To survive in Mexico, manufacturers turned from low-wage assembly activities to higher-tech manufacturing operations that justified the region's relatively high wages and took advantage of its proximity to the United States.
"The dust is now settling," Criss said. "We now know the strategic industries that are in Mexico. And they will continue to come."
Television manufacturers have revamped production lines to produce the new generation of plasma, LCD, and rear-projection TVs. Electronic and electrical material producers, the category television manufacturers fall in, have increased their presence 10.5 percent since 2005. Auto and auto parts makers have grown more than 13 percent.
At the same time, textiles and apparel, which involve simple assembly processes needing little technical skills, have shrunk 23 percent.
"Five years ago, we didn't have aeronautical companies," said Sergio Ornelas, editor of Mexico Now, a trade publication. "Now there are 110 and they export a half billion in goods a year."
Suppliers are following these new or expanding companies to Mexico.

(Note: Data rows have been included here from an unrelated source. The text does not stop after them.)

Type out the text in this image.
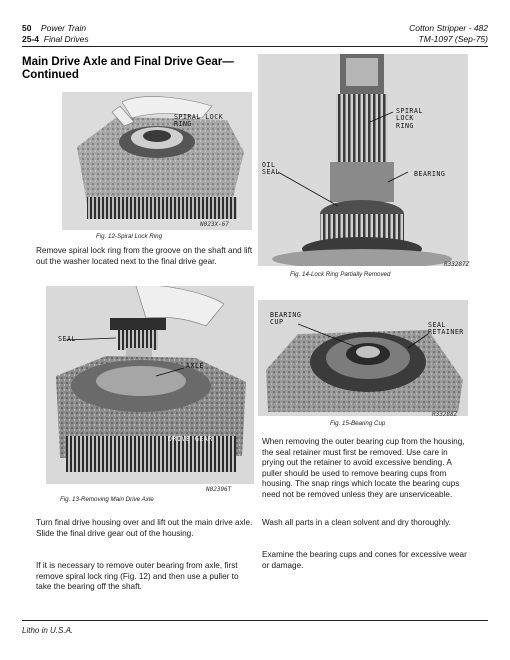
50 Power Train
25-4 Final Drives
Cotton Stripper - 482
TM-1097 (Sep-75)
Main Drive Axle and Final Drive Gear—
Continued
SPIRAL LOCK
RING
N023X-67
Fig. 12-Spiral Lock Ring
Remove spiral lock ring from the groove on the shaft and lift out the washer located next to the final drive gear.
SPIRAL
LOCK
RING
OIL
SEAL	BEARING
R33287Z
Fig. 14-Lock Ring Partially Removed
SEAL
AXLE
DRIVE GEAR
N02396T
Fig. 13-Removing Main Drive Axle
BEARING
CUP	SEAL
RETAINER
R33288Z
Fig. 15-Bearing Cup
When removing the outer bearing cup from the housing, the seal retainer must first be removed. Use care in prying out the retainer to avoid excessive bending. A puller should be used to remove bearing cups from housing. The snap rings which locate the bearing cups need not be removed unless they are unserviceable.
Wash all parts in a clean solvent and dry thoroughly.
Examine the bearing cups and cones for excessive wear or damage.
Turn final drive housing over and lift out the main drive axle. Slide the final drive gear out of the housing.
If it is necessary to remove outer bearing from axle, first remove spiral lock ring (Fig. 12) and then use a puller to take the bearing off the shaft.
Litho in U.S.A.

Factories are hiring more workers, an average 429 positions per plant. Projections put this year's total at 1,236,600 workers, a 16 percent jump over the number employed in 2003.
"Tijuana continues to top the list by far in terms of number of plants and is in second place in employment behind Juarez," Christman said.
But without significant measures by Calderon, Global Insight projects only modest growth during the next administration.
Plants will increase only slightly to a bit more than 3,000, the forecasting firm says, while the number of workers will grow to a record 1,445,100. Wages, now at an average of $2.30 an hour, including benefits, are expected to rise by the end of Calderon's term to $2.78."From 2006 to 2012, growth will be 2.95 percent," Christman said. "That's hardly robust."